The decor at Electric Zoo was mediocre. There was almost no difference between this year’s decorations and last years. The riverside stage remained the exact same Octopus and The Hillside contained to a large tent but just with a different stage design inside. Throughout the festival, they had colorful animals statues but the only thing was it was the exact same as last year. The only stage that was different was the mainstage. This year it was a large standing cobra. Honestly, it wasn’t that interesting when compared to any other mainstage at a large festival. It was a tall thin standing stage. Last year featured the owl with large expansive wings. When the sun went down and the lights could really be seen it didn’t have the same effect as if the stage was wider. They also did not include the use of lasers that usually are really used at festivals especially when trance is played. Next year I really think they need an overhaul of all the stages. It would be even better if the festival could start later and end later, that way more of the festival is at night. That would really add to the experience but that is probably an issue with the City.The music this year seemed like they were broken down by different days. Friday, headlined byBassnectar, seemed to be seen as the primarily bass-heavy day. I, fortunately, could not attend that day because of a prior engagement and also for my lack of interest in trap and dubstep. Saturday, headlined by Tiesto, could be explained by how he played his set. The once primarily trance DJ is now moving in a different direction trying to keep up with the interests of his American audience. Don’t get me wrong his set was very good but the first half seemed to feature new material that focused more on bass.
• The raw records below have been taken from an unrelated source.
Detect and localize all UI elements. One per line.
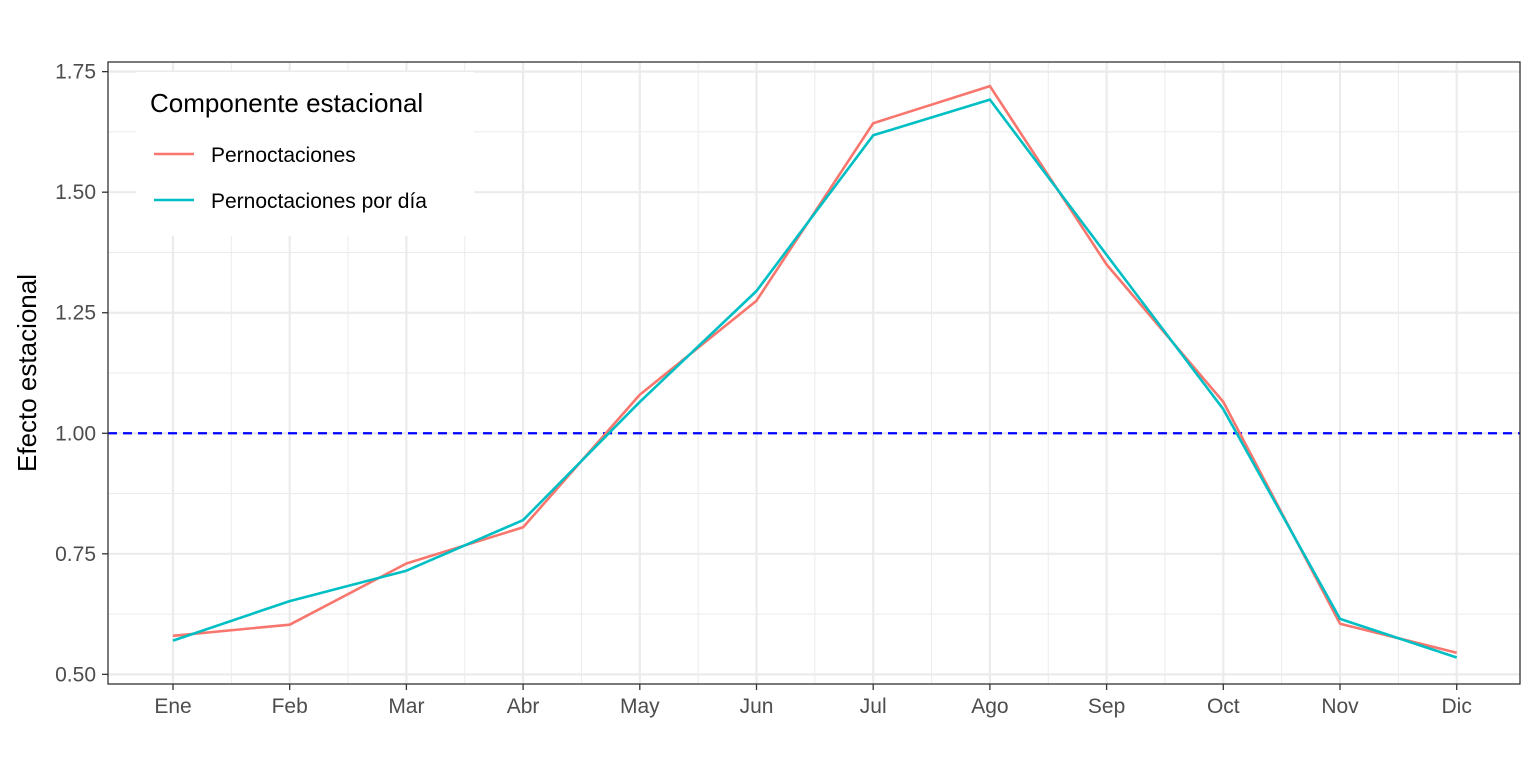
y-tick-label: 1.75 <box>55 61 96 84</box>
x-tick-label: Nov <box>1321 695 1359 718</box>
series-group <box>172 84 1458 659</box>
x-tick-label: Mar <box>388 695 424 718</box>
y-tick-label: 1.00 <box>55 422 96 445</box>
y-tick-label: 1.25 <box>55 302 96 325</box>
plot-panel-border <box>107 61 1521 685</box>
y-tick-label: 0.75 <box>55 543 96 566</box>
legend-title: Componente estacional <box>150 88 423 118</box>
x-tick-label: Ago <box>971 695 1008 718</box>
x-tick-label: Ene <box>154 695 191 718</box>
x-tick-label: Sep <box>1088 695 1125 718</box>
x-tick-label: Oct <box>1207 695 1240 718</box>
y-axis-title: Efecto estacional <box>12 274 42 472</box>
x-tick-label: Jun <box>740 695 774 718</box>
y-axis: 0.50 0.75 1.00 1.25 1.50 1.75 <box>55 61 108 686</box>
x-tick-label: Dic <box>1442 695 1472 718</box>
y-tick-label: 1.50 <box>55 181 96 204</box>
y-tick-label: 0.50 <box>55 663 96 686</box>
legend-label-pernoctaciones: Pernoctaciones <box>211 144 356 167</box>
x-tick-label: Abr <box>507 695 540 718</box>
x-tick-label: Feb <box>272 695 308 718</box>
x-tick-label: Jul <box>860 695 887 718</box>
x-axis: Ene Feb Mar Abr May Jun Jul Ago Sep Oct Nov Dic <box>154 684 1472 718</box>
legend-label-pernoctaciones-por-dia: Pernoctaciones por día <box>211 190 427 213</box>
series-line-pernoctaciones-por-dia <box>172 98 1458 659</box>
legend: Componente estacional Pernoctaciones Per… <box>136 72 474 236</box>
x-tick-label: May <box>620 695 660 718</box>
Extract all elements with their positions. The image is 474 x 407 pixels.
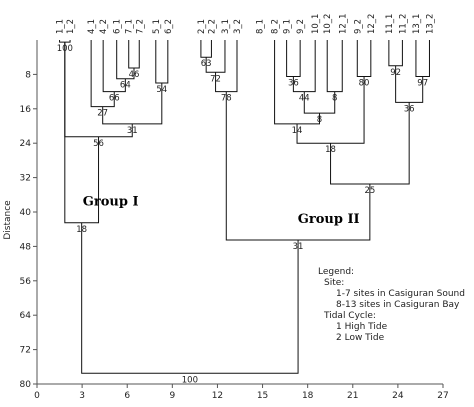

There were only a few things that kind of were a letdown at this festival other than the décor. Sadly there really was a complete lack of hardstyle/Q-dance at this festival. Last year featured Coone a leadingQ-Dance DJ but sadly the most we were able to experience were a few songs by Headhunterz and onSunday a little with Hardwell, who seems to be including more of his sets. The people at this festival were generally for the most part really nice and helped add to the atmosphere.